We run several FDB clusters using 3-DC replication and have never once lost data. I remember when we wanted to replace all of the FDB hardware (one cluster) in AWS, and so we just doubled the cluster size, waited for data shuffling to calm down, and just started axing the original hardware. We did this all while performing over 100K production TPS.
One thing that makes the above seamless for all existing connections is that clients automatically update their "cluster file" in the event that new coordinators join or are reassigned. That alone is amazing...as you don't have to track down every single client and change / re-roll with new connection parameters.
Anyway, I talk this database up every chance I get. Keep up the awesome work.
- A very happy user.
Given these primitives, you or other engineers can write higher level APIs on top (e.g. sql, search, etc). In fact, we make extensive use of their RecordLayer  library which provides a strongly consistent schema based write process using Protobuf. This includes on-write-consistent indexes. Apple has also open-sourced a MongoDB API  compliant interface that allows you to get all the consistency guarantees from FDB, but with an API interaction of MongoDB.
The beauty of FDB is that the primitives are done in such a rock solid fashion, you can write higher level APIs without having to worry about the really hard stuff (transactions, failures, config errors, testing, simulation, etc). Another example is that CouchDB is switching their back-end to use FDB for their 4.0 release.
Given that the database sorts data lexicographical...to us, it became a natural fit for an online (always-mutable) time-series database.
If you want more insight in how we use it, I go over it in some detail towards the end of my keynote  from last August.
> I ran FoundationDB Key-Value Store through every nemesis in Jepsen - including those that found failures in other databases - and FoundationDB passed all of them with flying colors.
FoundationDB is one of the coolest pieces of technology I've used in the past decade. The tuple keyspace is incredibly useful, so are the multi-key transactions. I've physically killed the power on an FDB node and FDB cluster; multiple times (heh, home servers)... and every time the cluster or node just comes back.
Having someone other than those officially on the Jepsen project run the Jepsen test is a good start. However, many databases have claimed to run the Jepsen tests themselves and pass, but when there is an actual paid engagement for a distributed database there are always issues that are found. That's generally true even for unpaid official runs as well although Zookeeper did pass existing tests. Every database is different and the paid engagement will design specific tests designed to break the database in question.
"Rigorous correctness testing via simulation makes FDB extremely reliable.

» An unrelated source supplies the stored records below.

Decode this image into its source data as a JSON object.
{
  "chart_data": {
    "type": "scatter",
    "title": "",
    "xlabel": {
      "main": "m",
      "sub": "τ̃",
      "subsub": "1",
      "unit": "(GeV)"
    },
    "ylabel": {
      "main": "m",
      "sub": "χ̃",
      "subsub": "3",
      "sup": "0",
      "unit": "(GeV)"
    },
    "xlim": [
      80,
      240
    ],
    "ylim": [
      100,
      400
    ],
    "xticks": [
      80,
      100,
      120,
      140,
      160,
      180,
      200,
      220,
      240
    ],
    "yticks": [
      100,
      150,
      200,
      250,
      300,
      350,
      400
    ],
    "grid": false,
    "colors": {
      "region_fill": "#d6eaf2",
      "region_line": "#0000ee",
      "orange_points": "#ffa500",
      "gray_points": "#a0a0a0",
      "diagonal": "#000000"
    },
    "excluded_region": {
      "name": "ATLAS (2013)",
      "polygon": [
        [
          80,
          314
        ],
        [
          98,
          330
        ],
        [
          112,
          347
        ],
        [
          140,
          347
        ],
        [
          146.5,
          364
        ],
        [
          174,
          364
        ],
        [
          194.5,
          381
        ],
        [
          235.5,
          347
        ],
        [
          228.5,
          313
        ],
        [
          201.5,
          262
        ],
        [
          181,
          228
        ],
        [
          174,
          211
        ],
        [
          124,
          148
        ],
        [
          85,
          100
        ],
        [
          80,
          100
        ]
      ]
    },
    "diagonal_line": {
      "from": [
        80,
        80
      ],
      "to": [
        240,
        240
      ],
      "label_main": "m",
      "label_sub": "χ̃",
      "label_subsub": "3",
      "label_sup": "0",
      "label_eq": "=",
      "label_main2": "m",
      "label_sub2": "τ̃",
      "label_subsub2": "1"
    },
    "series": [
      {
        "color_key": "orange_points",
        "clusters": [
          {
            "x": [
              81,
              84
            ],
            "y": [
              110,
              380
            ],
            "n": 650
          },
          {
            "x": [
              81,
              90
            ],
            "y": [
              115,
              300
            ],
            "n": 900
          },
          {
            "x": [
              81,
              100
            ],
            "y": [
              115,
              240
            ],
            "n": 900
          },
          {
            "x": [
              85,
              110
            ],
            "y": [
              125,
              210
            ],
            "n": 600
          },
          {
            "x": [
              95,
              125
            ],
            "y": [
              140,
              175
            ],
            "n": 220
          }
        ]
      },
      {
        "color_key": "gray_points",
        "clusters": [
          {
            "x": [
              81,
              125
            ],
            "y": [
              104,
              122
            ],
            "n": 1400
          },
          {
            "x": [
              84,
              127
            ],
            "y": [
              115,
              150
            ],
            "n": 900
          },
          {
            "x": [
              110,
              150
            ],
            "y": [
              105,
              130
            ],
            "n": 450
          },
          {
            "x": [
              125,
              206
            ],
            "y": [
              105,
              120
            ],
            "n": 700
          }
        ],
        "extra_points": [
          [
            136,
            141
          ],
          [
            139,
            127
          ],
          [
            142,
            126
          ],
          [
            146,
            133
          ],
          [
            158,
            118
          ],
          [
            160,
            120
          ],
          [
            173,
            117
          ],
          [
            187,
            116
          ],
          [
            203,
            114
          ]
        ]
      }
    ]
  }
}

In the past several years, CloudKit  has deployed FDB for more than 0.5M disk years without a single data corruption event. Additionally, we constantly perform data consistency checks by comparing replicas of data records and making sure they are the same. To this date, no inconsistent data replicas have ever been found in our production clusters."
"For example, early versions of FDB depended on Apache Zookeeper
for coordination, which was deleted after real-world fault injection found two independent bugs in Zookeeper (circa 2010) and was replaced by a de novo Paxos implementation written in Flow. No production bugs have ever been reported since."
It's also really, really weird that their non-scalable architecture hits a brick wall at 25 machines. Ignoring the correctness flaws, it only works if you can either design around that limit by sharding, and never off cross-shard transactions, or if you can assure yourself that your use case will never outgrow half a rack of equipment.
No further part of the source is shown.